前回、広い意味での原価管理には、3つの段階があるという話をしました。今回は、その第1段階である原価計算について、その目的を含めて考えていきたいと思います。
原価計算とは、製品の製造に必要な原価の把握のこと、つまり自社が販売しているものを一体いくらで作れているのかを把握することで、会社の経営にとって必要不可欠な情報です。しかし、例えば、「材料や購入部品はみんながバラバラに倉庫から持って出るため、何にどれだけ使ったかわからない」、「手作業のため1つひとつの製品にばらつきが大きい」など、実際にかかった原価の把握といっても、非常に苦労されるケースが多いように思います。そのため、これらの場合には、仕入先からの請求書が届いてから初めて、その月の材料費がトータルでいくらかかったかを把握している企業が多いのが実情です。それでは経営に必要な情報として遅すぎるばかりか、トータルという大雑把な把握では経営判断が困難となってしまうのではないでしょうか?

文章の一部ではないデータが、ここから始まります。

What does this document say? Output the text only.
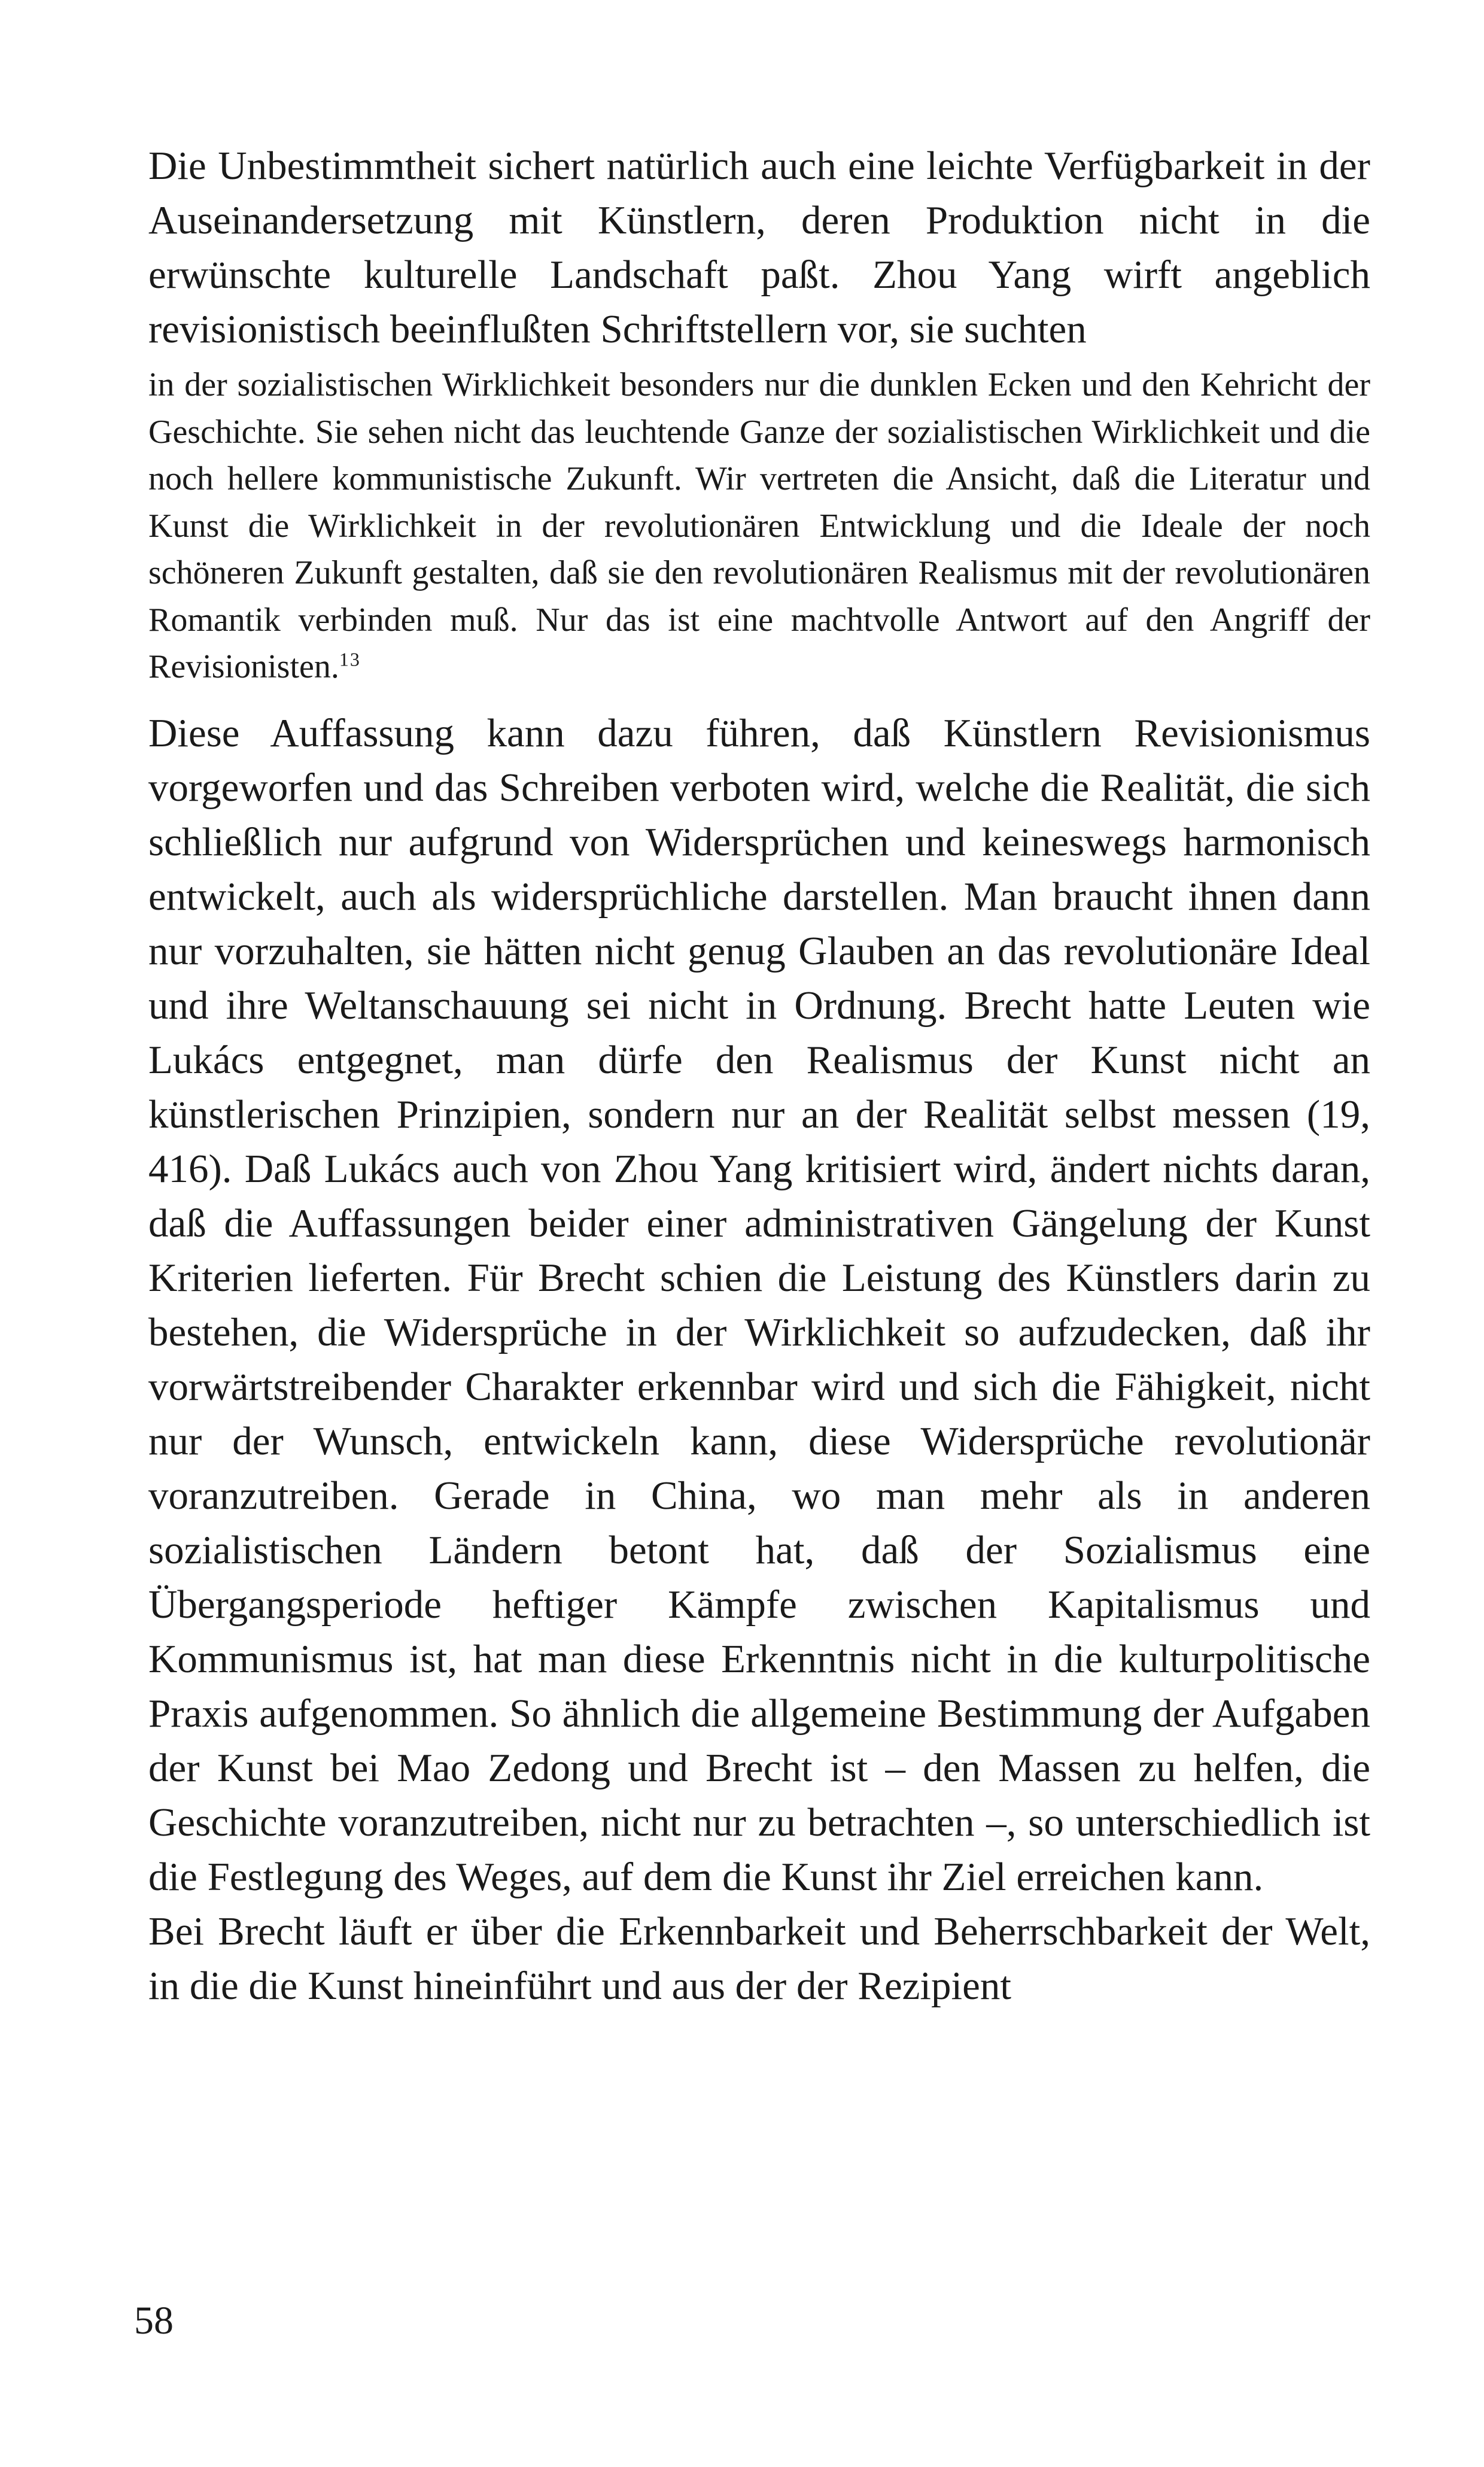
Die Unbestimmtheit sichert natürlich auch eine leichte Verfügbarkeit in der Auseinandersetzung mit Künstlern, deren Produktion nicht in die erwünschte kulturelle Landschaft paßt. Zhou Yang wirft angeblich revisionistisch beeinflußten Schriftstellern vor, sie suchten

in der sozialistischen Wirklichkeit besonders nur die dunklen Ecken und den Kehricht der Geschichte. Sie sehen nicht das leuchtende Ganze der sozialistischen Wirklichkeit und die noch hellere kommunistische Zukunft. Wir vertreten die Ansicht, daß die Literatur und Kunst die Wirklichkeit in der revolutionären Entwicklung und die Ideale der noch schöneren Zukunft gestalten, daß sie den revolutionären Realismus mit der revolutionären Romantik verbinden muß. Nur das ist eine machtvolle Antwort auf den Angriff der Revisionisten.$^{13}$

Diese Auffassung kann dazu führen, daß Künstlern Revisionismus vorgeworfen und das Schreiben verboten wird, welche die Realität, die sich schließlich nur aufgrund von Widersprüchen und keineswegs harmonisch entwickelt, auch als widersprüchliche darstellen. Man braucht ihnen dann nur vorzuhalten, sie hätten nicht genug Glauben an das revolutionäre Ideal und ihre Weltanschauung sei nicht in Ordnung. Brecht hatte Leuten wie Lukács entgegnet, man dürfe den Realismus der Kunst nicht an künstlerischen Prinzipien, sondern nur an der Realität selbst messen (19, 416). Daß Lukács auch von Zhou Yang kritisiert wird, ändert nichts daran, daß die Auffassungen beider einer administrativen Gängelung der Kunst Kriterien lieferten. Für Brecht schien die Leistung des Künstlers darin zu bestehen, die Widersprüche in der Wirklichkeit so aufzudecken, daß ihr vorwärtstreibender Charakter erkennbar wird und sich die Fähigkeit, nicht nur der Wunsch, entwickeln kann, diese Widersprüche revolutionär voranzutreiben. Gerade in China, wo man mehr als in anderen sozialistischen Ländern betont hat, daß der Sozialismus eine Übergangsperiode heftiger Kämpfe zwischen Kapitalismus und Kommunismus ist, hat man diese Erkenntnis nicht in die kulturpolitische Praxis aufgenommen. So ähnlich die allgemeine Bestimmung der Aufgaben der Kunst bei Mao Zedong und Brecht ist – den Massen zu helfen, die Geschichte voranzutreiben, nicht nur zu betrachten –, so unterschiedlich ist die Festlegung des Weges, auf dem die Kunst ihr Ziel erreichen kann.

Bei Brecht läuft er über die Erkennbarkeit und Beherrschbarkeit der Welt, in die die Kunst hineinführt und aus der der Rezipient

58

また、原価計算といっても、「実際にいくらかかったか」ではなく、「これくらいでできるだろう!?」という理論値×数量で原価計算としている企業もあります。 この「これくらいでできるだろう!?」という理論値で計算することを標準原価計算といいます。もちろんきちんとした根拠に基づいて、例えば「これくらいは失敗するだろう」という予測も含めて計算する必要があります。しかし、まず必要なのは、やはり「実際にいくらかかったか」という実際原価計算で、これがわからなければ、どこに無駄があるのか、その無駄をどのように削減するかの対策を考えることもできません。これをタイムリーに、そして必要な単位(例えば、製品種類別、更には担当者別等)で把握することが原価管理の第1ステップです。これには、徹底した管理意識とその仕組みが必要になりますますので、次回はそのポイントを考えていきたいと思います。